As Philip Lawler conveniently points out on the Catholic Culture website on January 31: “The WEF [in Davos] supports efforts to combat climate change, to advocate diversity and inclusion, to promote ‘enlightened’ opinions.”

Unfortunately, on this occasion, the Pope did not bring up traditional Catholic social doctrine: “the living wage, the preservation of intact families . . . or education in virtue”... To this silence, the Catholic journalist reacted energetically: “What the WEF needs to hear from the Catholic Church is not a message of support but a challenge.”

“Ironically, at Davos that challenge was issued by Argentina’s President Javier Milei, a critic of the Catholic Church, who denounced the ‘bloody abortion agenda’ and bid to curb population growth.”

“Milei observed accurately that WEF had fallen under the spell of Marxists who were gaining power ‘by appropriating the media, culture, universities, and also international organizations.” 

Philip Lawler adds that Davos Forum “claims to speak for the poor, but in practice leans toward the goal of zero population growth, effectively eliminating poverty by eliminating poor people.”

“The WEF inveighs against excessive consumption, but its globe-trotting leaders jet into swanky resorts and dine in in style while suggesting restrictive agricultural policies that make food more expensive.”

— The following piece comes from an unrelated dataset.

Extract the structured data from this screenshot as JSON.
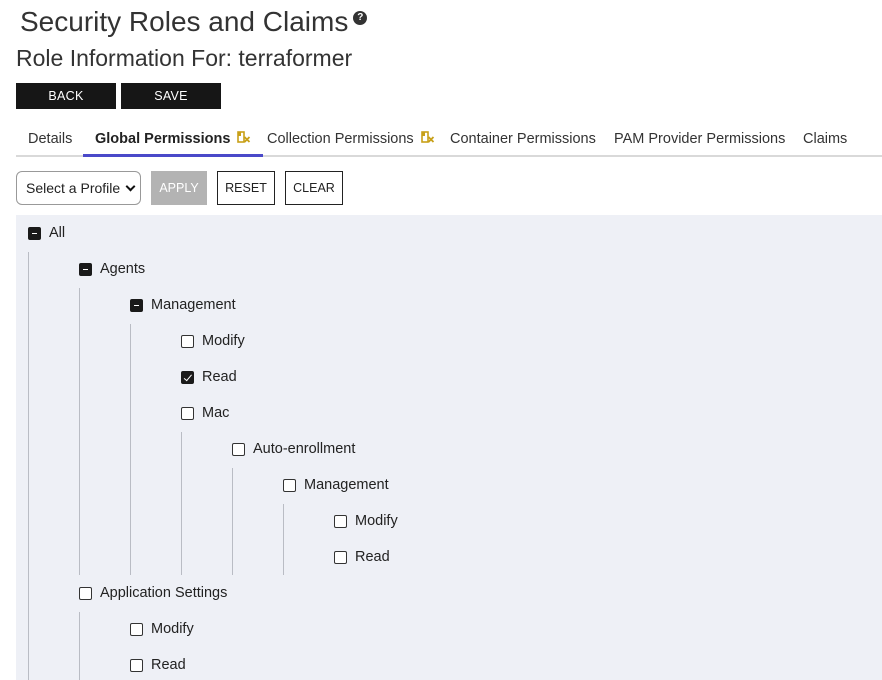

“The Davos crowd professes its respect for native cultures, yet evidently the traditional Christian culture of its European founders does not count. Indeed the most memorable religious display at the Davos conference came when a Brazilian shaman, Chieftess Putanny Yawanawá of the Amazonian Yawanawá, performed a pagan ritual to invoke the power of her ‘spirits’ on the work of the conference.”